Lower carbs than traditional muffins
I love these muffins! I created this lower carb version when one of my banana trees gave me quite a large bunch. I live in the jungle in Costa Rica so I named these my Jungle Muffins. I usually don’t eat bananas because they contain so much natural sugar, however I made an exception with these.

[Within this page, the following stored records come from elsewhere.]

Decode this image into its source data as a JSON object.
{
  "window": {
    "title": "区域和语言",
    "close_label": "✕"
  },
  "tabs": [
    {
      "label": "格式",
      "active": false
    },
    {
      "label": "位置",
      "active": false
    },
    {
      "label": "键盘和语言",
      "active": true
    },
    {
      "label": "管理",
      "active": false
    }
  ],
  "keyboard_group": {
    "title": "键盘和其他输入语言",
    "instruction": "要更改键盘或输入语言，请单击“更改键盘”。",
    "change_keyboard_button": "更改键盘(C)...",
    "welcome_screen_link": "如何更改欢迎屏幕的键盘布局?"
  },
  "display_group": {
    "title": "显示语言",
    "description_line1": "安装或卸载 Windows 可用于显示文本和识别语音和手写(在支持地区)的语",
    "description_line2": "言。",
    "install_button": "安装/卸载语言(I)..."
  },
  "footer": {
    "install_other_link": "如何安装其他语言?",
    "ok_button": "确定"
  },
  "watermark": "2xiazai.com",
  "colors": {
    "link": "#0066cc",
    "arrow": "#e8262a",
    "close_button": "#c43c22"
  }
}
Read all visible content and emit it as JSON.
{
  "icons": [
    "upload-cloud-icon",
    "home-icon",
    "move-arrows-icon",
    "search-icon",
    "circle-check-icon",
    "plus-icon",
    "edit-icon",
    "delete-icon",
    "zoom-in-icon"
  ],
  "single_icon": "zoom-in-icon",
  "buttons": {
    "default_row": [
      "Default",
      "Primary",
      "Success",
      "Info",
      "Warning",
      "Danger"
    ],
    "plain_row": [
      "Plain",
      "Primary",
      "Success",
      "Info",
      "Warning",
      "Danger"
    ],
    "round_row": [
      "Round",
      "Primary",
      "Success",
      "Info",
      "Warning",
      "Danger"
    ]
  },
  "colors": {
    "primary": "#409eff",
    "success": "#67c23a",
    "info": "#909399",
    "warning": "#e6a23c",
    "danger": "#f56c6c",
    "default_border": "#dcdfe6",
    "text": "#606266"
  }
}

The added collagen supports healthy skin, hair, nails, and muscles while adding a healthy protein. The chia and flax are wonderful sources of fiber. If you can’t find banana flour, use a nut meal such as almond or hazelnut.
Ingredients
- ¼ cup plus 2 Tbsp Chia Seeds soaked (in just enough water to cover
them, they should be gelatinous after a few minutes, if they are dry add
more water, if there is too much water, pour some out) - 3 Tbsp ground flax meal
- 4 organic bananas peeled and smashed up
- 1 cup coconut flour
- ¼ cup arrowroot flour
- ¼ cup banana flour
- 1 ½ scoops organic collagen (vegan collagen, of course, if you are keeping these vegan) – unflavored or vanilla
- 3 Tbsp pure monk fruit (I prefer without erythritol, but use as you wish)
- 1 ½ tsp baking soda
- 2 tsp cinnamon or to taste
- Pinch of nutmeg
- Pinch of ginger
- ¼ tsp sea salt
- 1/3 cup coconut oil OR 3 Tbsp ghee and 2 Tbsp coconut oil
Options:
- ½ cup pecans or walnuts chopped
- ½ cup gluten-free, vegan chocolate chips
Instructions
- Heat oven to 190 degrees C or 375 degrees F.
- Soak chia seeds in enough water to slightly cover them, not too much. Leave for 10-15 minutes while you gather the other ingredients.
- In a large mixing bowl; add ground flax, coconut flour, arrowroot, banana flour, collagen, monk fruit, baking soda, salt, and spices. Mix well.
- Peel and smash 4 bananas. Add mashed bananas to the gelatinous chia seeds.
- Add coconut oil to the banana chia mixture and mix well.
- Mix the dry ingredients into the wet ones and stir until fully combined.
- Spoon into large muffin trays, each muffin hole approximately ¾ full.
- Bake for 30 minutes or until the sides are pulling away from the pan or you lift one out and the bottom is golden brown.
- Let cool for 10 minutes then remove from tin. Store in fridge for extended shelf-life.
Enjoy with coconut butter or ghee on top.